They have served as the twin peaks of every Olympics since 2008: the best swimmer ever and the best sprinter ever.
They are Michael Phelps and Usain Bolt, dual headliners who have towered over the rest of the Olympic Games for eight years.
Certainly there have been dazzling women’s gymnasts who grab a lot of TV time as well, but by the nature of that sport the cast is always changing. Hardly any gymnast can stick around for three Olympic cycles.
But first in Beijing in 2008, then in London in 2012 and now in Rio in 2016, Phelps and Bolt have done the same two-step.
Phelps dominates the first week. Then Bolt takes over the second.
Their styles are very different. Phelps is more of a Michael Jordan, a relentless competitor whose sustained excellence inspires awe more than anything else. Until these Olympics, when he opened himself up a little more, Phelps mostly isolated himself with headphones before races. He has always been at his best racing when he drowns out the rest of the world.
Bolt is more of a Charles Barkley, a dazzling entertainer as well as an incredible athlete who is willing and able to take the crowd along for every ride. Before he kneels in the starting blocks, he dances and preens. Phelps smiles a lot after races, but rarely before. Bolt smiles before and after. He takes the world on his back in every race and yet doesn’t seem to feel the weight.
Who is the better Olympian of the two? I don’t think there’s any question it is Phelps, whose 23 Olympic gold medals and 28 overall medals will never be surpassed. Indeed, Phelps must rank as the greatest Olympian of all time.

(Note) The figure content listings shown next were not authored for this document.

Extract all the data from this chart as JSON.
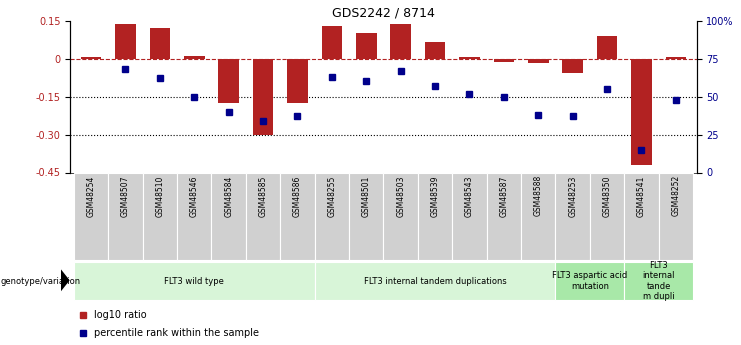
{
  "title": "GDS2242 / 8714",
  "samples": [
    "GSM48254",
    "GSM48507",
    "GSM48510",
    "GSM48546",
    "GSM48584",
    "GSM48585",
    "GSM48586",
    "GSM48255",
    "GSM48501",
    "GSM48503",
    "GSM48539",
    "GSM48543",
    "GSM48587",
    "GSM48588",
    "GSM48253",
    "GSM48350",
    "GSM48541",
    "GSM48252"
  ],
  "log10_ratio": [
    0.005,
    0.135,
    0.12,
    0.01,
    -0.175,
    -0.3,
    -0.175,
    0.128,
    0.1,
    0.138,
    0.065,
    0.008,
    -0.012,
    -0.018,
    -0.055,
    0.09,
    -0.42,
    0.005
  ],
  "percentile_rank": [
    null,
    68,
    62,
    50,
    40,
    34,
    37,
    63,
    60,
    67,
    57,
    52,
    50,
    38,
    37,
    55,
    15,
    48
  ],
  "ylim_left": [
    -0.45,
    0.15
  ],
  "ylim_right": [
    0,
    100
  ],
  "yticks_left": [
    0.15,
    0.0,
    -0.15,
    -0.3,
    -0.45
  ],
  "yticks_right": [
    100,
    75,
    50,
    25,
    0
  ],
  "ytick_labels_left": [
    "0.15",
    "0",
    "-0.15",
    "-0.30",
    "-0.45"
  ],
  "ytick_labels_right": [
    "100%",
    "75",
    "50",
    "25",
    "0"
  ],
  "hline_y": 0.0,
  "dotted_lines": [
    -0.15,
    -0.3
  ],
  "bar_color": "#b22222",
  "dot_color": "#00008b",
  "genotype_groups": [
    {
      "label": "FLT3 wild type",
      "start": 0,
      "end": 7,
      "color": "#d8f5d8"
    },
    {
      "label": "FLT3 internal tandem duplications",
      "start": 7,
      "end": 14,
      "color": "#d8f5d8"
    },
    {
      "label": "FLT3 aspartic acid\nmutation",
      "start": 14,
      "end": 16,
      "color": "#a8e8a8"
    },
    {
      "label": "FLT3\ninternal\ntande\nm dupli",
      "start": 16,
      "end": 18,
      "color": "#a8e8a8"
    }
  ],
  "legend_bar_label": "log10 ratio",
  "legend_dot_label": "percentile rank within the sample",
  "genotype_label": "genotype/variation"
}
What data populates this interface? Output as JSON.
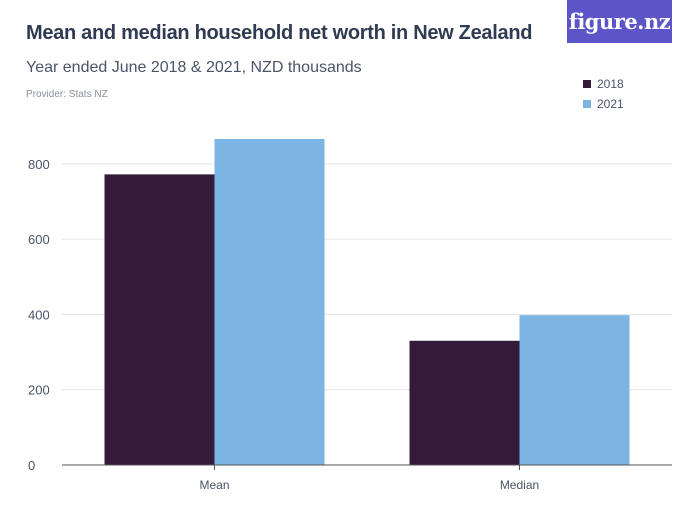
{
  "header": {
    "title": "Mean and median household net worth in New Zealand",
    "subtitle": "Year ended June 2018 & 2021, NZD thousands",
    "provider": "Provider: Stats NZ",
    "logo_text": "figure.nz"
  },
  "colors": {
    "s2018": "#341b3a",
    "s2021": "#7cb4e3",
    "grid": "#e3e3e3",
    "axis": "#555555",
    "brand": "#5b55c8"
  },
  "chart_data": {
    "type": "bar",
    "title": "Mean and median household net worth in New Zealand",
    "subtitle": "Year ended June 2018 & 2021, NZD thousands",
    "xlabel": "",
    "ylabel": "",
    "categories": [
      "Mean",
      "Median"
    ],
    "series": [
      {
        "name": "2018",
        "values": [
          772,
          330
        ]
      },
      {
        "name": "2021",
        "values": [
          866,
          398
        ]
      }
    ],
    "ylim": [
      0,
      866
    ],
    "yticks": [
      0,
      200,
      400,
      600,
      800
    ],
    "grid": true,
    "legend": "top-right"
  }
}
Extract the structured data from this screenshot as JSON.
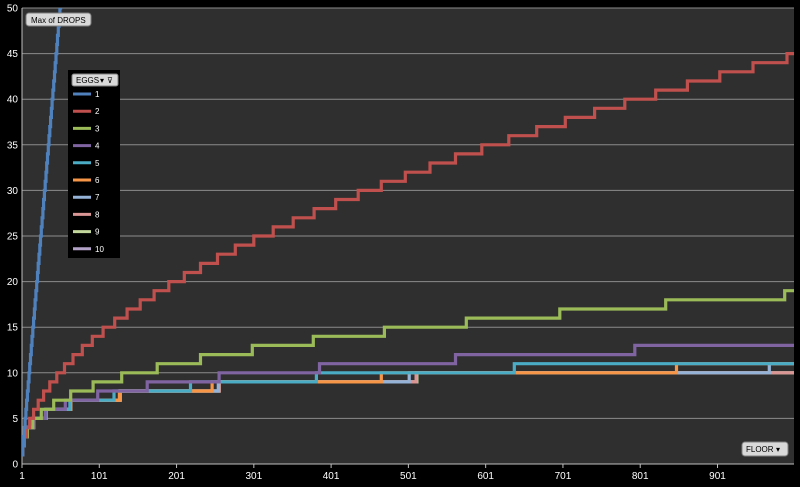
{
  "chart_data": {
    "type": "line",
    "value_button": "Max of DROPS",
    "axis_button": "FLOOR",
    "legend_title": "EGGS",
    "ylim": [
      0,
      50
    ],
    "y_ticks": [
      "0",
      "5",
      "10",
      "15",
      "20",
      "25",
      "30",
      "35",
      "40",
      "45",
      "50"
    ],
    "xlim": [
      1,
      1000
    ],
    "x_ticks": [
      {
        "label": "1",
        "value": 1
      },
      {
        "label": "101",
        "value": 101
      },
      {
        "label": "201",
        "value": 201
      },
      {
        "label": "301",
        "value": 301
      },
      {
        "label": "401",
        "value": 401
      },
      {
        "label": "501",
        "value": 501
      },
      {
        "label": "601",
        "value": 601
      },
      {
        "label": "701",
        "value": 701
      },
      {
        "label": "801",
        "value": 801
      },
      {
        "label": "901",
        "value": 901
      }
    ],
    "grid": true,
    "legend_position": "top-left",
    "series": [
      {
        "name": "1",
        "color": "#4f81bd"
      },
      {
        "name": "2",
        "color": "#c0504d"
      },
      {
        "name": "3",
        "color": "#9bbb59"
      },
      {
        "name": "4",
        "color": "#8064a2"
      },
      {
        "name": "5",
        "color": "#4bacc6"
      },
      {
        "name": "6",
        "color": "#f79646"
      },
      {
        "name": "7",
        "color": "#95b3d7"
      },
      {
        "name": "8",
        "color": "#d99694"
      },
      {
        "name": "9",
        "color": "#c3d69b"
      },
      {
        "name": "10",
        "color": "#b3a2c7"
      }
    ]
  }
}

Yes, Phelps has more chances at medals because swimming has more events that play into his strengths, but no one else has ever come close to doing what he’s done. At age 31, Phelps ended up with five golds and a silver in these Olympics, losing only once.

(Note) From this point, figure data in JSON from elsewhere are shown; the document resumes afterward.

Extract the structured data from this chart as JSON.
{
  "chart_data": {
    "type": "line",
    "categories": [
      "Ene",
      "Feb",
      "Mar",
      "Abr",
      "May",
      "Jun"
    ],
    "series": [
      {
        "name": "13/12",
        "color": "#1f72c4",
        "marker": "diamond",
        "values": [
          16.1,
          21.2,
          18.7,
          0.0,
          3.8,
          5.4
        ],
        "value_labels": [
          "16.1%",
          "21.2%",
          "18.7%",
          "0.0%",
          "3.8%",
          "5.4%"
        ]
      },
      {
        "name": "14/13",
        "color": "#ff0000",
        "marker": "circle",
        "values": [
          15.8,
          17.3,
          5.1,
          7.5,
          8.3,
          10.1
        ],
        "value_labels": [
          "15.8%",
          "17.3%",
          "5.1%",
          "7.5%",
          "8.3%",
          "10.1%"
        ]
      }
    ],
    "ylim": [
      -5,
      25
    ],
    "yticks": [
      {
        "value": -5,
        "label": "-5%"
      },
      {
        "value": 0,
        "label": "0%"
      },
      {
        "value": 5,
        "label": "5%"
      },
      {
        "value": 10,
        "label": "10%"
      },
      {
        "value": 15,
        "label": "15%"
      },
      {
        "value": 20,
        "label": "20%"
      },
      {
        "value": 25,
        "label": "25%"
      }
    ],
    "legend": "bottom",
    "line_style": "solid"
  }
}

Bolt may well be the most charismatic Olympian of all time, as well as its fastest man for three straight Olympic cycles. He hasn’t lost an Olympic final since 2008. Phelps does lose occasionally, but he also competes far more often.
Bolt’s victory over Justin Gatlin the 100 meters Sunday night was his third consecutive win at that distance, and that was supposed to be his hardest race. Bolt should blow away the field in the 200 on Thursday night.
“I am always confident about the 200,” Bolt said early Monday after his win. “The 100 is always the hardest one for me.”
Then, if he and his Jamaican teammates can win the 4x100 relay Friday night, Bolt will realize his goal of a “triple-triple” — winning gold in the 100, 200 and relay for three straight Olympics.
Both men claim that this will be their last Olympics.
I don’t believe it with Phelps — he has retired and unretired before. I’m not sure what to believe with Bolt. Phelps is 31, while Bolt will turn 30 this week. The sprinter is committed to running through the 2017 world championships and then will supposedly retire, although I could certainly see him running at least the 200 in Tokyo in 2020.
There have been other fantastic Olympic swimmers and sprinters before these two men, of course. Mark Spitz won seven gold medals in swimming in 1972. Then he retired at age 22, which was customary at that time in the sport because there was so little money in it. Jesse Owens won four gold medals in Berlin in 1936, and no medals have ever been more symbolic since those Olympics were hosted by Adolf Hitler on the eve of World War II and Owens was African-American. But again, Owens competed in only one Olympics.
After Phelps finished his last race of this meet Saturday night, winning gold with another relay team, his longtime coach Bob Bowman offered the opinion that Phelps was not a “once-in-a-generation” swimmer but more like a “once-in-10-generations” swimmer.
I think you could say the same thing about Bolt. His world records in individual events will be broken at some point, but I’m not sure we will ever see another sprinter who is so joyous and so intent on making everyone around him that way as well.
Early Monday morning, Bolt described after winning the 100 a recurring dream he has been having where he is being chased.
“It is always that same dream every now and then,” he said, “but it is a good dream because they never catch me.”
They aren’t going to catch him in Rio, either, just like they couldn’t catch Phelps. As for those of us watching, it is wise to appreciate them now and catch them both while we still can.
We will never see the likes of either one of them again.